Un libro di Teresa Triscari, già sotto l’egida di “Palermo Capitale Italiana della Cultura 2018” che l’ha inserito anche nella sua programmazione culturale con il fregio “Nel segno delle culture”.
Domenica 31 marzo alle ore 17,30 presso lo Spazio Polifunzionale di via Leonardo Da Vinci, 21 a Lascari, si svolgerà la conferenza di presentazione del libro di Teresa Triscari “C’era una volta… e c’è ancora”, Edizioni Tracce, Pescara.
L’iniziativa, organizzata dall’Associazione di Promozione Sociale “Il Girasole” e dal MuVi Lascari, ha ottenuto il patrocinio da parte dell’Assessorato alle Politiche Culturali del Comune di Lascari, della Città di Palermo ed ha ricevuto, per gentile concessione della Presidente Dacia Maraini, il patrocinio dell’Associazione Culturale Onlus Premio Elsa Morante.
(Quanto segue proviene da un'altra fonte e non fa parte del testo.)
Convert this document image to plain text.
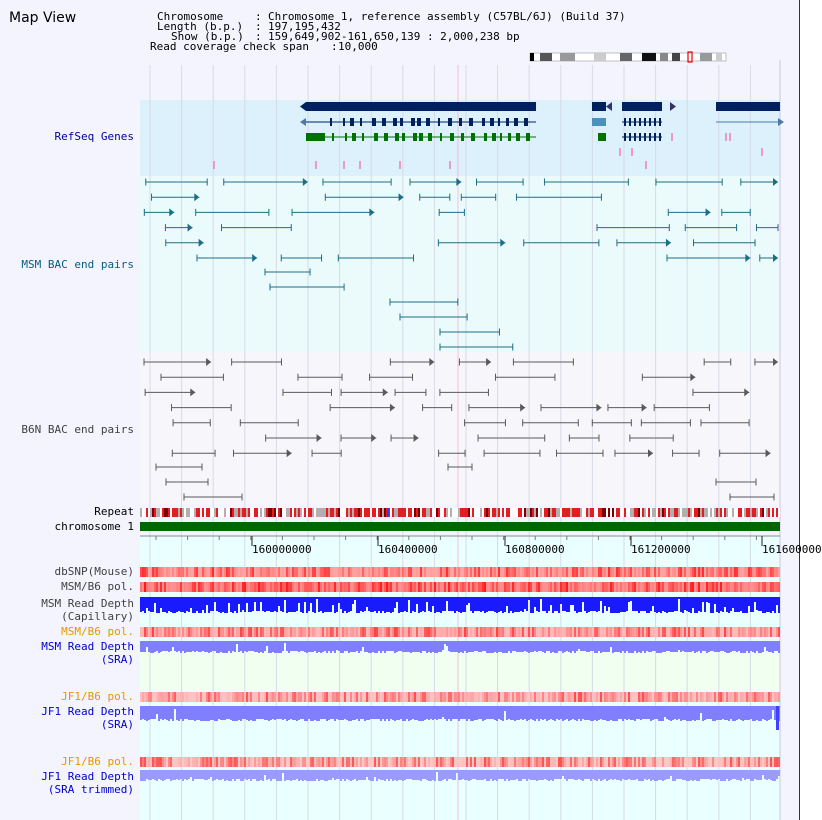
Map View	Chromosome	: Chromosome 1, reference assembly (C57BL/6J) (Build 37)
Length (b.p.) : 197,195,432
Show (b.p.) : 159,649,902-161,650,139 : 2,000,238 bp
Read coverage check span : 10,000
RefSeq Genes
MSM BAC end pairs
B6N BAC end pairs
Repeat
chromosome 1
dbSNP(Mouse)
MSM/B6 pol.
MSM Read Depth
(Capillary)
MSM/B6 pol.
MSM Read Depth
(SRA)
JF1/B6 pol.
JF1 Read Depth
(SRA)
JF1/B6 pol.
JF1 Read Depth
(SRA trimmed)
160000000	160400000	160800000	161200000	161600000
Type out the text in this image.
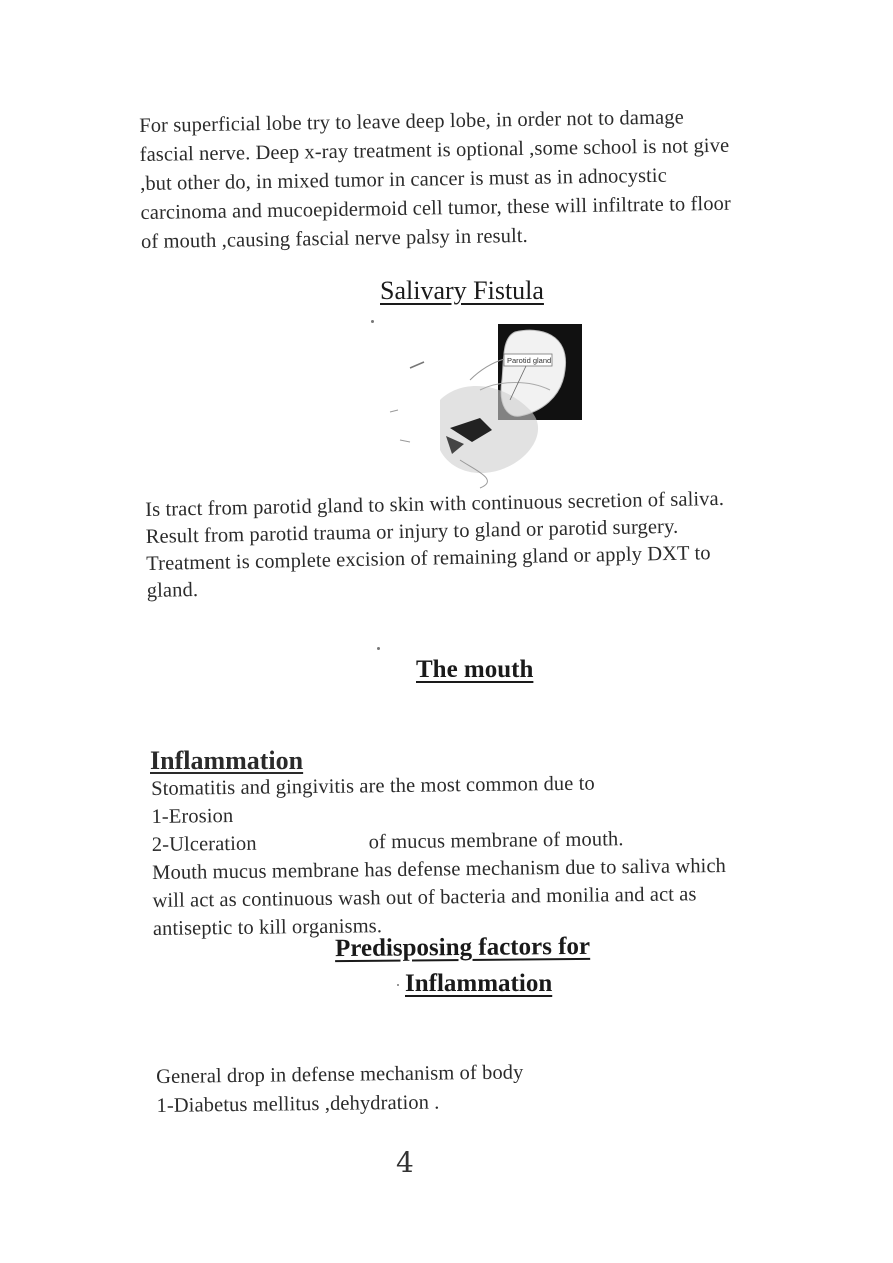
For superficial lobe try to leave deep lobe, in order not to damage
fascial nerve. Deep x-ray treatment is optional ,some school is not give
,but other do, in mixed tumor in cancer is must as in adnocystic
carcinoma and mucoepidermoid cell tumor, these will infiltrate to floor
of mouth ,causing fascial nerve palsy in result.
Salivary Fistula
Parotid gland
Is tract from parotid gland to skin with continuous secretion of saliva.
Result from parotid trauma or injury to gland or parotid surgery.
Treatment is complete excision of remaining gland or apply DXT to
gland.
The mouth
Inflammation
Stomatitis and gingivitis are the most common due to
1-Erosion
2-Ulceration	of mucus membrane of mouth.
Mouth mucus membrane has defense mechanism due to saliva which
will act as continuous wash out of bacteria and monilia and act as
antiseptic to kill organisms.
Predisposing factors for
Inflammation
General drop in defense mechanism of body
1-Diabetus mellitus ,dehydration .
4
Dopo i saluti di Salvatore Ilardo (coordinatore del MuVi Lascari) e Giuseppe Abbate (Sindaco di Lascari), dialogheranno con l’autrice: Maria Elena Amoroso (Assessore alle Politiche Culturali del Comune di Lascari), Mario Giambalvo (Insegnante di Lettere all’I.I.S. Mandralisca di Cefalù). Modererà i lavori Lucrezia Anselmo (Insegnante di Filosofia al Liceo delle Scienze Umane I.P.S. Scicolone di Cefalù). Leggeranno alcuni brani e poesie del libro Jessica Glorioso e Vincenzo Noto.
Il libro, dieci storie, ciascuna delle quali preceduta da una poesia, si coniuga molto bene con l’habitat di Lascari, impegnata nel rilancio del suo patrimonio storico, artistico e paesaggistico. Questo habitat fatto di strade e straduzze, ma anche di tanta arte e poesia, riaffiora nei racconti di “C’era una volta” che trascrivono e descrivono le bellezze meno note dei nostri luoghi.
La narrazione si articola principalmente in tre filoni: la problematica del diverso; la problematica ambientale; la problematica sociale.
E qua andiamo alla Favola che ha sempre una valenza educativa e allegorica. La Favola può essere divertente, come tutte le storielle che ci raccontano i clown del circo (ma sono divertenti? Ma non sono tristi quei clown?) o drammatiche come “La vita è bella” di Benigni. La Favola, in ogni caso, permette di raccontare anche situazioni difficili e fatti storici drammatici in modo leggero e convincente. Permette di parlare della problematica del diverso senza suscitare imbarazzi o risentimenti.
E, in queste storie, i diversi sono un po’ tutti: dall’albero delle due P”, che apre il libro e che è un essere antropomorfo; ai vari ermafroditi e gay che si celano sotto le sembianze di ninfe; ai bambini abbandonati, anche loro diversi, che ci raccontano il loro bisogno di esistere; ai migranti. Nel libro vengono ricordati Calvino, Elsa Morante, Sepulveda e la stessa Teresa Noce, scrittori che hanno sempre posto l´accento sulle problematiche sociali, civili, politiche pur raccontando storie allettanti, persino, divertenti; pur trattando temi difficili come quello del diverso che, in Sepulveda prende i panni di un gatto che cova l’uovo di una gabbianella facendo, di fatto la parte della femmina; lui, gattone bellimbusto che frequentava le birrerie italiane di Amsterdam!
E, in queste storie, ci sono messaggi tesi e sottesi ora di carattere politico, ora di carattere sociale, ora di carattere ambientale. Certamente non è stato difficile scriverle perché, come dice Pirandello, come dice Claudio Magris, come dice Saba, la realtà è tutta qua, sotto i nostri occhi, tra i nostri anziani, spesso emarginati, dimenticati, oggetto di vergogna; tra i nostri bambini, a volte trascurati, abbandonati e persino sfruttati, o, addirittura, utilizzati come cavie per esperimenti, come succedeva nella Romania di Ceausescu o ad Auschwitz nel periodo nazista, per non citare i tanti Paesi, anche europei di oggi.
La triste mappatura dei drammi sociali! Bambini che vivono e convivono con realtà fatte di continue frustrazioni; bambini sempre in cerca della loro mamma; bambini che devono tollerare espressioni come “utero in affitto” e “madre surrogata”; bambini che cercano sempre gli arcobaleni come diceva Charlie Chaplin.
L’autrice, quella citazione sugli arcobaleni l’ha messa ad epigrafe del racconto “La bambina dei palloncini” dove c’è sì fantasia ma c’è stimolo a crescere, ad andare in su, sempre più in su, come i palloncini e, soprattutto, a cercare un punto di approdo per i migranti, anche loro diversi. Storie o favole?